Inspiration

Cities are on the front lines of climate change, but the data needed to plan effective green infrastructure is often inaccessible, fragmented, or difficult to interpret. Urban heat disproportionately affects vulnerable communities, yet many planners lack easy tools to identify where interventions like trees, green roofs, or rain gardens would have the greatest impact. We were inspired to bridge this gap by turning satellite data into something actionable, intuitive, and city-specific—so climate resilience planning can be informed by evidence rather than guesswork.

What it does

GreenCity.ai is an interactive urban climate analysis platform that identifies heat-vulnerable areas within cities. Users enter a city name, and the system automatically determines the city’s geographic extent, retrieves NASA satellite land surface temperature data, and visualizes urban heat patterns on an interactive map. The platform highlights heat hotspots and allows users to explore where green infrastructure investments could most effectively reduce heat stress. The system is designed to support future layers such as flood risk and air pollution to enable holistic green infrastructure planning.

How we built it

We built GreenCity.ai using a combination of AI, geospatial processing, and satellite remote sensing. An AI model is used to infer a city’s bounding box from a simple city name input. This bounding box is then used to query NASA Earthdata and retrieve MODIS Land Surface Temperature granules. The data is processed by mosaicking multiple satellite tiles, clipping them to the city boundary, and converting them into analysis-ready geospatial formats. We built an interactive front-end using Streamlit and Folium to render heat maps, identify hotspots, and provide a user-friendly interface for exploration.

Challenges we ran into

One of the biggest challenges was working with real satellite data pipelines under time constraints. Satellite products are tiled, large, and often stored in specialized formats, requiring careful handling of coordinate reference systems, mosaicking, and clipping. We also encountered API rate limits and service availability issues when integrating AI and data download services, which required caching, retries, and graceful fallbacks. Designing an automated pipeline that remained stable under Streamlit’s reactive execution model was another key technical challenge.
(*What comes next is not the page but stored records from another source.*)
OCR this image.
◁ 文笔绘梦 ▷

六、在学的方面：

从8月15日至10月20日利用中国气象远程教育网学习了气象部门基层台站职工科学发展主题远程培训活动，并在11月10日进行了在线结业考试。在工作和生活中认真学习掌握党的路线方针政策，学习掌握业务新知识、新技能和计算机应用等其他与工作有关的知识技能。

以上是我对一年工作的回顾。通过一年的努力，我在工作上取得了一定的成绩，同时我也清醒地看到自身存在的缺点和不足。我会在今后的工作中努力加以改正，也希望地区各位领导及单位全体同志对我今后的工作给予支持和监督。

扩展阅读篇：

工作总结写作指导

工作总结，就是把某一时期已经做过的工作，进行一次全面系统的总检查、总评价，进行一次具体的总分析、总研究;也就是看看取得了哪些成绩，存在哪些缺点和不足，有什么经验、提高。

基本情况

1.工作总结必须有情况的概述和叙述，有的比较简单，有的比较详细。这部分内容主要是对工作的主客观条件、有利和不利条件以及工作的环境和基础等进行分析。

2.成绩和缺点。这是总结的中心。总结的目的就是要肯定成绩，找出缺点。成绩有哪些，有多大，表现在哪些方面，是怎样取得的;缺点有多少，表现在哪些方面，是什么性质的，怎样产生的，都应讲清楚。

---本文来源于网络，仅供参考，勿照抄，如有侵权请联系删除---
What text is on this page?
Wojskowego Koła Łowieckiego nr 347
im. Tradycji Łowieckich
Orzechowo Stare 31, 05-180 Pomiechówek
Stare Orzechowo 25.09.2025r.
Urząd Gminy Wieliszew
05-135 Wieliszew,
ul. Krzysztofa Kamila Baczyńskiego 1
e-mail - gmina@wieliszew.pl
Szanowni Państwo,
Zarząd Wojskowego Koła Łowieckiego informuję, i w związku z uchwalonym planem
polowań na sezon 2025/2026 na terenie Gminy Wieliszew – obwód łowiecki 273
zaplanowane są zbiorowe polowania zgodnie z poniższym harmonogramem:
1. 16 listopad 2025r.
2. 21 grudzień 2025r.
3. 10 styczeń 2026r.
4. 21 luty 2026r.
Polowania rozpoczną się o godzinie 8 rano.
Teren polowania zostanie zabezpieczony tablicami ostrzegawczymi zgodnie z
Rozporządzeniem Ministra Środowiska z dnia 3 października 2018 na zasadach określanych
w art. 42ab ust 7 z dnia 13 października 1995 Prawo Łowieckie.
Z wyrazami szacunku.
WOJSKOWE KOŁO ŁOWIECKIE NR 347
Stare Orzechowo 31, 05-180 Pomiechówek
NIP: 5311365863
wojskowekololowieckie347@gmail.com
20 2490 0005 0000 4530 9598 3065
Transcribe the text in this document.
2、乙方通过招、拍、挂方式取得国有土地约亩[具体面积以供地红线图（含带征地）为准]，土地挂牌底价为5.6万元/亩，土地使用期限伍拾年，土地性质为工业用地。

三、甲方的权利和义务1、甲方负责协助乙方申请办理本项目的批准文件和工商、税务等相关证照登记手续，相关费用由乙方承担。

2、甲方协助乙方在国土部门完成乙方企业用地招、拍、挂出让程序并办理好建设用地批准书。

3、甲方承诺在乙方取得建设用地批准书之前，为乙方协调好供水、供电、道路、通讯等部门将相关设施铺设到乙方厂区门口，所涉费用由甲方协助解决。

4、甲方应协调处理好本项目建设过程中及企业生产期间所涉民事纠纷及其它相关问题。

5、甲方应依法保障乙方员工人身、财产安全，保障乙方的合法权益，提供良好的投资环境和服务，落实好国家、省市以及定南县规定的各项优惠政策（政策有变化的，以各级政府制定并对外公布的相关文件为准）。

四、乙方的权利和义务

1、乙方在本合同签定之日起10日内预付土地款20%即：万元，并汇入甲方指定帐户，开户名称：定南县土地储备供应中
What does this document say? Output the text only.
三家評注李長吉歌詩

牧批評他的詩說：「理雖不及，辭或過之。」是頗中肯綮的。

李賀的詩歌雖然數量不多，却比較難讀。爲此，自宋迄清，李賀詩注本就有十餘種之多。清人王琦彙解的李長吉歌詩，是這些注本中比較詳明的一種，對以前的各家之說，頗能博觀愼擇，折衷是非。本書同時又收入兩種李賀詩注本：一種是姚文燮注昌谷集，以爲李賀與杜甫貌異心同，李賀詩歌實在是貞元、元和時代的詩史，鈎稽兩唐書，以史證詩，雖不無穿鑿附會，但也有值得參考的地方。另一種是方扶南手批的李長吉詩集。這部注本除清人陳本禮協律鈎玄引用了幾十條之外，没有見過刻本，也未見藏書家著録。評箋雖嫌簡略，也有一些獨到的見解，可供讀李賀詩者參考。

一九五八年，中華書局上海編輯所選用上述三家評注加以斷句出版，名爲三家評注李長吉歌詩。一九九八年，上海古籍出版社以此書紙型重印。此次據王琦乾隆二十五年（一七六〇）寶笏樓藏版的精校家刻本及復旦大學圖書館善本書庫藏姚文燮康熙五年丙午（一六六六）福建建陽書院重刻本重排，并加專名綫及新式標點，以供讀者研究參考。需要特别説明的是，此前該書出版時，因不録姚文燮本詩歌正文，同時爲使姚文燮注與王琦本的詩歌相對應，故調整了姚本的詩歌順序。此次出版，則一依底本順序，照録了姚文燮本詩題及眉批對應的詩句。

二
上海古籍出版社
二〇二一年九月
Accomplishments that we're proud of

We’re proud of building a fully automated, end-to-end pipeline that goes from a city name to a scientifically grounded heat map using real NASA satellite data. The platform integrates AI-driven geospatial reasoning, remote sensing data retrieval, and interactive visualization in a way that is both technically robust and easy to use. Most importantly, the system is extensible and designed with real-world urban planning applications in mind, not just a static demo.

What we learned

Through this project, we gained hands-on experience working with Earth observation data, geospatial transformations, and large-scale data pipelines. We learned how to design resilient systems that handle unreliable external services and how to manage state and caching in reactive web applications. The project also reinforced the importance of clear abstractions when combining AI, scientific data, and user interfaces into a single coherent system.

What's next for GreenCity.ai

Next, we plan to expand GreenCity.ai beyond heat analysis by incorporating flood risk, air quality, and land-cover data to provide multi-criteria recommendations for green infrastructure placement. We also aim to add neighborhood-level summaries, equity-focused metrics, and policy-friendly reports that planners can directly use in decision-making. Ultimately, we envision GreenCity.ai as a scalable decision-support tool that helps cities design more resilient, equitable, and climate-adaptive urban environments.